Kaspar · March 25, 2019, 7:26am

Can your approach also help avoid the hardcoding of inference classes into the datablock hierachy such as this line from TextDataBunch.from_ids:

    src = src.label_for_lm() if cls==TextLMDataBunch else src.label_from_lists(train_lbls, valid_lbls, classes=classes, processor=[])

Hardcoding these inference cls enables automation but makes it much more difficult to use the datablock api to drive you own classes / databunches

gazay · March 25, 2019, 8:24pm

I think it is possible to do (and easy, because every step wrapped in abstraction) any defaults/presets for specific tasks. For example in my proposed prototype we can add some param in initializer of DataChain - what kind of databunch we want to get in the end - and if it’s possible - it will preset specific blocks/steps if possible (it will create LabelBlock with assemble_fn='label_from_lm' because it’s default for LM databunch).

tinhb · April 5, 2019, 3:03pm

Hi Sylvain, just to confirm, right now the TrainingPhase does not have the opt_func argument like the previous version right? I’m thinking of using different optimizers.

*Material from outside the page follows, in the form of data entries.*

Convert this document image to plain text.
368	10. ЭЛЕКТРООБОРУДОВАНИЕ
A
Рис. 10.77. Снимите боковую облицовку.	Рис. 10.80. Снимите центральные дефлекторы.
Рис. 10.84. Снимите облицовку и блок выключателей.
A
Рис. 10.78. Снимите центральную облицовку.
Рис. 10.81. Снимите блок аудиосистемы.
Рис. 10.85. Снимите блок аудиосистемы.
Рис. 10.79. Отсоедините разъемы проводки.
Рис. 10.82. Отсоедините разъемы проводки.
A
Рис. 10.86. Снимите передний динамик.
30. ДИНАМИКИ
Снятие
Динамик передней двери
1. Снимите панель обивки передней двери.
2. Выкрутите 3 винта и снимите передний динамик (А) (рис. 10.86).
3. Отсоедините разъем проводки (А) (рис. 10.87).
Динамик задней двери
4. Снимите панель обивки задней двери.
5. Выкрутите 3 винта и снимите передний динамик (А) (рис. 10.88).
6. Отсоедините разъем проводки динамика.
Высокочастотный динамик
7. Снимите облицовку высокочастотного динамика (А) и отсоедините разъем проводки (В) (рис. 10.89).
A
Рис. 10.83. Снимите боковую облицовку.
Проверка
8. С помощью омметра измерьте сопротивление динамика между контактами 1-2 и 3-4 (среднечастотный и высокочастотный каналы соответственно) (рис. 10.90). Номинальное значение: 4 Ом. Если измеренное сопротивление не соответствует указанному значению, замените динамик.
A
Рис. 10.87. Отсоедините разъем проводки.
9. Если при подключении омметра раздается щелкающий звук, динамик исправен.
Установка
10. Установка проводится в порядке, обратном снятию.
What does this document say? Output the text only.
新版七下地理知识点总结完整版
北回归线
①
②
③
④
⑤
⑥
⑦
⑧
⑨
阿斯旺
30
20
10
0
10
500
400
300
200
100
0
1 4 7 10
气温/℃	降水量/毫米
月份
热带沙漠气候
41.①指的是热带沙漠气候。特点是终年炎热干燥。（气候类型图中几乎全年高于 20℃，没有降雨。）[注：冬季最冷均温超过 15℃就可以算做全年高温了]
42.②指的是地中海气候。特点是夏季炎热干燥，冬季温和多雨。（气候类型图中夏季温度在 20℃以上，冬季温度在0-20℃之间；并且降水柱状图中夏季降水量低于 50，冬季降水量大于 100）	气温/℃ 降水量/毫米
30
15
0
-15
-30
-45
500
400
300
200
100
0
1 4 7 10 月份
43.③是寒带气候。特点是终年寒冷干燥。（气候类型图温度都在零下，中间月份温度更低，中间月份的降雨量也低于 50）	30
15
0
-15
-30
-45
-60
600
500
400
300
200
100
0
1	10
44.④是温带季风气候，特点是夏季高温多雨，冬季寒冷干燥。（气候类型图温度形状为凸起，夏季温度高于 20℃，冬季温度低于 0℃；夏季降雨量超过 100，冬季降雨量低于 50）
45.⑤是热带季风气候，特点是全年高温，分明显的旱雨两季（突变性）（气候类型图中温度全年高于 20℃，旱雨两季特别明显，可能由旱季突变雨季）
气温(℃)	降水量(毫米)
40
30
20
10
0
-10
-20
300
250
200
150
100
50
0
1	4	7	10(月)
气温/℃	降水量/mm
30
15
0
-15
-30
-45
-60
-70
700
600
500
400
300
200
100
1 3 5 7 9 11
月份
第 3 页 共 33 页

sgugger · April 5, 2019, 4:14pm

No, but you can write a Callback to do that.

piotr.czapla · April 5, 2019, 8:00pm

Sylvain, while I was developing custom loss function, I’ve noticed that the get_preds adds the activation to the logits when it recognize the loss and it does not otherwise.

It took me quite some time to figure out why my custom metric functions don’t work when I change the loss to one recognized by fastai, and they work just fine with my custom loss function.

I understand why we have such dependency between loss and the get_preds but it is surprising, as loss is in realms of training and get_preds in realms of inference this two should not depend on each other.

Would you consider moving the activation function to the model it self ? That way we break the dependency between of loss and the get_preds and we make the library a bit easier to reason about.

Another option would be to simply show a warning when user has custom loss and he uses get_preds.